Follow this advice and you are more likely to become a partner at your firm.
The other day working with one of my clients, she brought up a subject that has started to give her some stress, how to prepare for her maternity leave. She had already identified three key issues: Internal administration, Internal partner relationships, and f course how to proceed with her clients.
She already knew she needed a plan, so that is where we began. By the time she has to announce to her partners, she will have had everything well thought out, identified where they may have issues and be able to answer to them, and have a detailed approach to client development and management while she is away.
If you are in this situation, or thinking you may be, do you have a plan?
Just off a call with a client who is coordinating a new sub-practice group. She told me how un-eventful their first meeting was and that no one had yet volunteered to take various roles on. My first bit of advice to her was to look for people to take on tasks based on ability and desire rather than seniority. If others push back, be more than open to receiving input and help from them, but be sure to set hard deadlines.
The other advice was to do some one-to-one advocating ahead of the next meeting to get her ‘soldiers’ in place, other people willing to take on leadership or accountability for some of the tasks at hand. This will give the perception of movement and others will eventually follow. When people start attending meetings that actually get things done, they will want to be a part of that movement.
The other day I was helping a client who has to navigate some pretty serious internal politics. Her issue is that she is doing great marketing work and creating wonderful opportunities. When she does, they are take away from her and given to someone else. It is frustrating her to no end and rightfully so.
I advised her to first take the soft approach going to her leaders and trying to find a solution where everyone can win. They didn’t take to that very well. So this limits how and where she is going to build her practice. While it provides challenges, it’s not impossible. Her new approach is to go full steam ahead and take all opportunities that are presented to her.
Building internal relationships is often just as imortant and lucrative as building external ones. If you are a junior, that is really your first client development step is to get to know more of the senior lawyers in your firm. Let them know that you would be interested in working for them. Take them out for lunch and pic their brain. Then when you get the work, make sure you do an outstanding job.

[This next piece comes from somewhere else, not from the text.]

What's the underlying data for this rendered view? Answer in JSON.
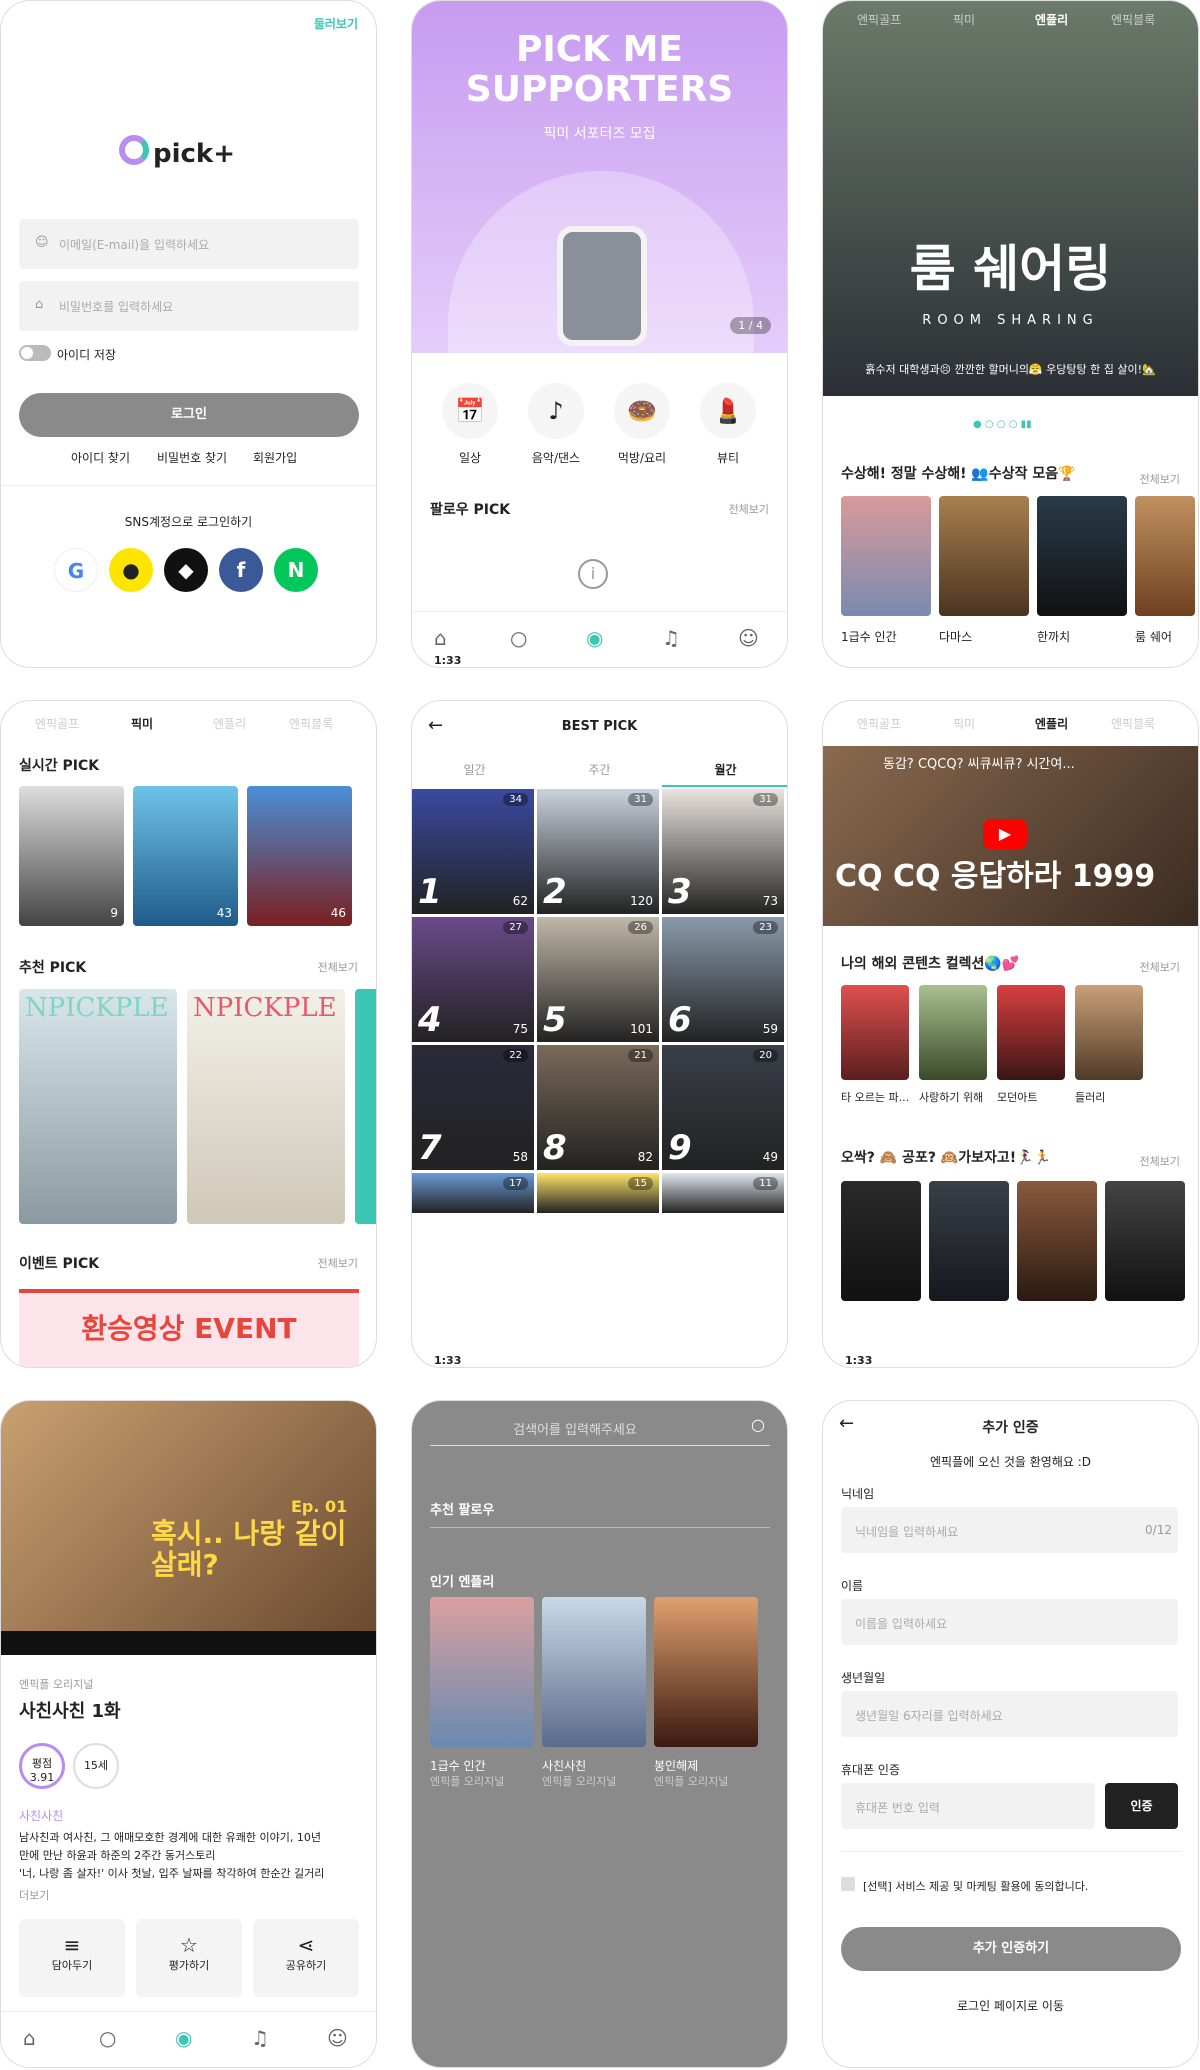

There are several ways associates can leverage the experience, reputation, work load and knowledge of senior partners. The first thing to mention is that you have to be proactive. Don’t wait for them to come to you-they have their own practice and life to worry about and are not likely sitting at their desk thinking of ways to help you. So if it’s work you are after, make a point of walking the halls everyday and popping into their offices to see what they are working on. I have heard that if you bug them enough they will throw you a file just to get rid of you.
If you are looking to raise your profile and don’t think you have enough experience to write an article, approach a partner to co-write it with you. (Meaning you do all the work and they edit it and add their name to it along side yours). You still get the name recognition and profile raising as well as experience getting published.
If you don’t have a mentor or you don’t get along well with your assigned mentor, look for someone who you would work better with and make the request. This is your career. Be more proactive in getting what you want.
I was recently speaking with a former client Partner and we were discussing the need for associates to be more aggressive in getting in front of partners. He suggests going to see three partners every day. Ask them what they are working on? What are they finding of interest? The point here is to ask them so many questions that they end of giving you some work to get rid of you. Then do great work in a timely fashion and watch for more to come across your desk. This follows my opinion that associates should be a lot more aggressive and proactive in building their careers. Don’t wait for them to come to you.